Постмодерн в изложении для детей | страница 39
Что касается Террора, Роле подхватывает тут гегелевский анализ абсолютной свободы, который, по сути, есть лобовая атака на политику чистого практического разума — а эту последнюю можно было бы назвать, если бы таковая существовала, политикой возвышенного или средствами возвышенного. Но атака эта, по-моему, достаточно неуместна.
Террор порождается не тем, на что указывает Гегель, — не преступным нетерпением, которое испытывает универсалистская этика при столкновении со смехотворной помехой единичных данностей. Скорее, он рождается из бесконечного подозрения, что каждое сознание может досягать всех вещей, включая и самое себя, подозрения, что те же самые поступок или суждение, которые, казалось бы, имеют всеобщую значимость и непритворно стремятся законодательствовать во имя сообщества свободных существ, может статься, мотивированы какими-то эмпирическими интересами и единичными страстями.

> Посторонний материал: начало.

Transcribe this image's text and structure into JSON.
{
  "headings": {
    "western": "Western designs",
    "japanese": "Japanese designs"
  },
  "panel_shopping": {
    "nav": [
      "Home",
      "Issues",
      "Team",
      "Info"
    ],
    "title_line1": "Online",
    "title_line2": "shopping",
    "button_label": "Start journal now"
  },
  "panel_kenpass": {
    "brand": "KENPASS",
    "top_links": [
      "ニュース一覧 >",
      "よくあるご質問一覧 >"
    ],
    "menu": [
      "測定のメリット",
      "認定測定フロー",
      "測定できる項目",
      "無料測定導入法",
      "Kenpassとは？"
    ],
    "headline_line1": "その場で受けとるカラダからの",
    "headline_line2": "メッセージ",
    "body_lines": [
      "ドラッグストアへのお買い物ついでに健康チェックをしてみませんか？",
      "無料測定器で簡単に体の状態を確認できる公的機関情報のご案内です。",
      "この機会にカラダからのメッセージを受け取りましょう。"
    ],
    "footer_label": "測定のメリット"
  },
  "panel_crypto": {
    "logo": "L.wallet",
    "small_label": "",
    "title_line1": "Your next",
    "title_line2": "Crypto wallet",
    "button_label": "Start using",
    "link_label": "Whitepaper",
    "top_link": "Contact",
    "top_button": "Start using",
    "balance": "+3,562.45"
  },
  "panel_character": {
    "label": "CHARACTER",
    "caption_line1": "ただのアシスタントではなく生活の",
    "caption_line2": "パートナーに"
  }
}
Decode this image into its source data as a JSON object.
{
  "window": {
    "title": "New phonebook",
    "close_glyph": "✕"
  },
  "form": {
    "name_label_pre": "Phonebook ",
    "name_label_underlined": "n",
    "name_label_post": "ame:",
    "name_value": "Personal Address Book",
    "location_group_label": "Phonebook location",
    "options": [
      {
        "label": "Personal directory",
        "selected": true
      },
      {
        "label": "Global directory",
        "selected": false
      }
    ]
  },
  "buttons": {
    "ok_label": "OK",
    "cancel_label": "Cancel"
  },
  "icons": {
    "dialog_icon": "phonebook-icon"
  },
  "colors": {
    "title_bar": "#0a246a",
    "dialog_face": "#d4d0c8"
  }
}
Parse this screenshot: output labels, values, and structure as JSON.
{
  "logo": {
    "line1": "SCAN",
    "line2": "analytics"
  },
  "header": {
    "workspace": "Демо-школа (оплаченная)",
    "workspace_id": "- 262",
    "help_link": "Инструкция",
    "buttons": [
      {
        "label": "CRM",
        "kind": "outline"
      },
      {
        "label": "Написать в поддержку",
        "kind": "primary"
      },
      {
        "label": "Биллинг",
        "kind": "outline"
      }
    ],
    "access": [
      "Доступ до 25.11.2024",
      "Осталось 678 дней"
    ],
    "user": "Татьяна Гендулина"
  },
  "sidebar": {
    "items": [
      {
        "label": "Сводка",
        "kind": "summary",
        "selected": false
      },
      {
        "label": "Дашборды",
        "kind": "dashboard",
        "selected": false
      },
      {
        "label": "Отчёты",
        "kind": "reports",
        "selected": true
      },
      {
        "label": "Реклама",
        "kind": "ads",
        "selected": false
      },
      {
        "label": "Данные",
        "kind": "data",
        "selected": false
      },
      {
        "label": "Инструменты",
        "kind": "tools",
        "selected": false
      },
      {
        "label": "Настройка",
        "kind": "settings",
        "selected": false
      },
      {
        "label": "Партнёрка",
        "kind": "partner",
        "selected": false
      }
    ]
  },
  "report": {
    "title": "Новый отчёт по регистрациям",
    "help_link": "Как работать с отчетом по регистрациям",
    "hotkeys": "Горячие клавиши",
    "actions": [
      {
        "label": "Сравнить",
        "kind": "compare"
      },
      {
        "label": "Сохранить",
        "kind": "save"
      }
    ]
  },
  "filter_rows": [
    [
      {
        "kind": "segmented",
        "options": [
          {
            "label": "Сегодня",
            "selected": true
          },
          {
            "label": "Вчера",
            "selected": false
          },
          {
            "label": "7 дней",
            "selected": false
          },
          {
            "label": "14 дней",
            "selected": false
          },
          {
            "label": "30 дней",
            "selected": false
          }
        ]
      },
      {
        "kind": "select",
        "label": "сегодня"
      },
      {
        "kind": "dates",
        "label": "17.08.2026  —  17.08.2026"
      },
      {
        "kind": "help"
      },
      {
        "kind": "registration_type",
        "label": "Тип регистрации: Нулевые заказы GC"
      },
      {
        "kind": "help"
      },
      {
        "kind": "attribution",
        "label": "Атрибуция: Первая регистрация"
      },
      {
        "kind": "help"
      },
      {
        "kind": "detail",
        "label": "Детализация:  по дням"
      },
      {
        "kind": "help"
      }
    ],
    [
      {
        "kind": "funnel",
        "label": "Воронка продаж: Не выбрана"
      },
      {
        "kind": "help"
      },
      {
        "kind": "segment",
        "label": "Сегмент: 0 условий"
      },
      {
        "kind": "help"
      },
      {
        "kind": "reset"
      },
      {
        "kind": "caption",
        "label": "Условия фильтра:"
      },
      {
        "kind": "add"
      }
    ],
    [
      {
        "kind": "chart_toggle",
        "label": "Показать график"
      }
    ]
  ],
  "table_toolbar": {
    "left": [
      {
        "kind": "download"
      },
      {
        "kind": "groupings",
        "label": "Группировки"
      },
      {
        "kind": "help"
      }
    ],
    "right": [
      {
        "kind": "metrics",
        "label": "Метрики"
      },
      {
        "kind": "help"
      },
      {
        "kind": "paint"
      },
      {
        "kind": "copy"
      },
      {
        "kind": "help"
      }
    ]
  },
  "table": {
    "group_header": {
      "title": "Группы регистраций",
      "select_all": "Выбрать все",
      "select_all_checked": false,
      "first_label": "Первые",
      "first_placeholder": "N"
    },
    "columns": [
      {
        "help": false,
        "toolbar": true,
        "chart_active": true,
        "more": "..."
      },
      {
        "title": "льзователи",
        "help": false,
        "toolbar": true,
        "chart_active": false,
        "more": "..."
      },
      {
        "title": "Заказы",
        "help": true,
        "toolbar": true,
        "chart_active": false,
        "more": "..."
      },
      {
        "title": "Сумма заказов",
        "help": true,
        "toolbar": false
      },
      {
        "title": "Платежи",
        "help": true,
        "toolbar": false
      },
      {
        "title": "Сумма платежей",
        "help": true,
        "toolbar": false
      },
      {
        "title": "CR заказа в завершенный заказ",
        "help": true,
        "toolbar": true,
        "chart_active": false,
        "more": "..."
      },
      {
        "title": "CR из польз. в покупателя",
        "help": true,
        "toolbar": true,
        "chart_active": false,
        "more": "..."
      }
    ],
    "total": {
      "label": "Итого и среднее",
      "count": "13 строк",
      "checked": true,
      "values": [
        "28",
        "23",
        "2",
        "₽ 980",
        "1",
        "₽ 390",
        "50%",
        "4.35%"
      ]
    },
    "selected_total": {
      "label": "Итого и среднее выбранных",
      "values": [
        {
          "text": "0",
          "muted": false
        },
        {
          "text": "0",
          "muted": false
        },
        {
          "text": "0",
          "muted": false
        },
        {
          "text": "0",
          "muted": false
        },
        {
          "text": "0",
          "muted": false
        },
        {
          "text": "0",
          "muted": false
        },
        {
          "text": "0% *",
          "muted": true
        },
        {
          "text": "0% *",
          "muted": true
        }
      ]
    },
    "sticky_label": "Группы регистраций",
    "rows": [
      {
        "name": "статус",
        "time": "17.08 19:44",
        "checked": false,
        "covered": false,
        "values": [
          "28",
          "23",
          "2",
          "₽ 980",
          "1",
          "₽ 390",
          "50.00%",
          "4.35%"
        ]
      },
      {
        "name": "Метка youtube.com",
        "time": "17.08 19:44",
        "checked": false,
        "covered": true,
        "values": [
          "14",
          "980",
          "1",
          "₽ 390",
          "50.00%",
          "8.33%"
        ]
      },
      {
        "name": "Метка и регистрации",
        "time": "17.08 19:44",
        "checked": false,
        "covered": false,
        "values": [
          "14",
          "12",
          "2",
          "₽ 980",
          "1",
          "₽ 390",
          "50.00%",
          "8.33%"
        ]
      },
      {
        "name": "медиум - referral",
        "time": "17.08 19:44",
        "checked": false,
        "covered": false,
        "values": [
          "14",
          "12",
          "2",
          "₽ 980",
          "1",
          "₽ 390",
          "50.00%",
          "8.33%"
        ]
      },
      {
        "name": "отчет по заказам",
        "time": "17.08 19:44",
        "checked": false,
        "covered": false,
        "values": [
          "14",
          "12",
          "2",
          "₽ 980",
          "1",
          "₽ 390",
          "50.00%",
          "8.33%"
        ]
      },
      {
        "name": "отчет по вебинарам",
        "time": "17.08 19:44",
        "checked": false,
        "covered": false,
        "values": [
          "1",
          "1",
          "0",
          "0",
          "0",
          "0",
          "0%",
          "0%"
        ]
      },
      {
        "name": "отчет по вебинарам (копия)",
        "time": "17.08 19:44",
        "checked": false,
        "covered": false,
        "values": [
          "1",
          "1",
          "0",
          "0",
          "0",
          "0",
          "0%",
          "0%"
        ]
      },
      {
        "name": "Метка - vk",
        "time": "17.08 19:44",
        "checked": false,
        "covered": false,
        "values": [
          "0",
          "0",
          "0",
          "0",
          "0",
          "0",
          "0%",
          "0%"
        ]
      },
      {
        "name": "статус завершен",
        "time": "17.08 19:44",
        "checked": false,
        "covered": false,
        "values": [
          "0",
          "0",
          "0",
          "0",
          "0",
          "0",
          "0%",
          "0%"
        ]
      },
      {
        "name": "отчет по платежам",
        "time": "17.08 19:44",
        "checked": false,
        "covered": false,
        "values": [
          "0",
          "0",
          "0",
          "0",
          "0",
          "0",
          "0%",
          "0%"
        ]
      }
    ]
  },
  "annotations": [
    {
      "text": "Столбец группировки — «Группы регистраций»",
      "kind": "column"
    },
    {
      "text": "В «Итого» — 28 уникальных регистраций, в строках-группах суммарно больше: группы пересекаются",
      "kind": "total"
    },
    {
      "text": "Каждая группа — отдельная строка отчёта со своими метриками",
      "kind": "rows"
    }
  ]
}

Гегельянство описывает Террор, ведя атаку на кантовскую этику. Обычная предвзятость: свое и немыто бело. И Канта читать не надо, чтобы удостовериться в этой банальности. Зато подозрение насчет незаинтересованности напрямую связано с кантовской проблематикой «бездны» между способностями. Этический жанр, как уже и диалектический (в первой «Критике»), неоднородны с когнитивным жанром, чьи трансцендентальные условия определяются в первой «Аналитике». Трансцендентальная дедукция выявляет, что предписание и познание (или диалектическое disputatio и познание) подчиняются совершенно разным правилам. Между тем эта бездна не такова, чтобы трансцендентальная видимость оказалась невозможной, а подозрение необоснованным. Напротив (как это описывается, например, при обсуждении третьей антиномии), то и другое неизбежно, если один и тот же объект «допускает» быть постигнутым двумя разнородными жанрами. Поступок или суждение могут притязать на этическую всеобщность (стремиться законодательствовать для сообщества свободных и разумных существ) и в то же время составлять объект познания (позитивного, мы бы сказали) в качестве феномена социального, психологического и т. д., включенного в цепочку причинно-следственных детерминаций, т. е. эмпирически мотивированного. Эта неопределенность, откуда и возникает подозрение, вытекает из несоизмеримости жанров (или способностей) в сочетании с единичностью объекта или «территории» (а именно человеческого, антропологического опыта).
Вся сила критики концентрируется на разделительной линии между жанрами. Но совсем другое — подозревать смешение разумов и шить из этого дело, стараясь установить их легитимность и задействуя политическую полицию для отслеживания нечистоты мотивов.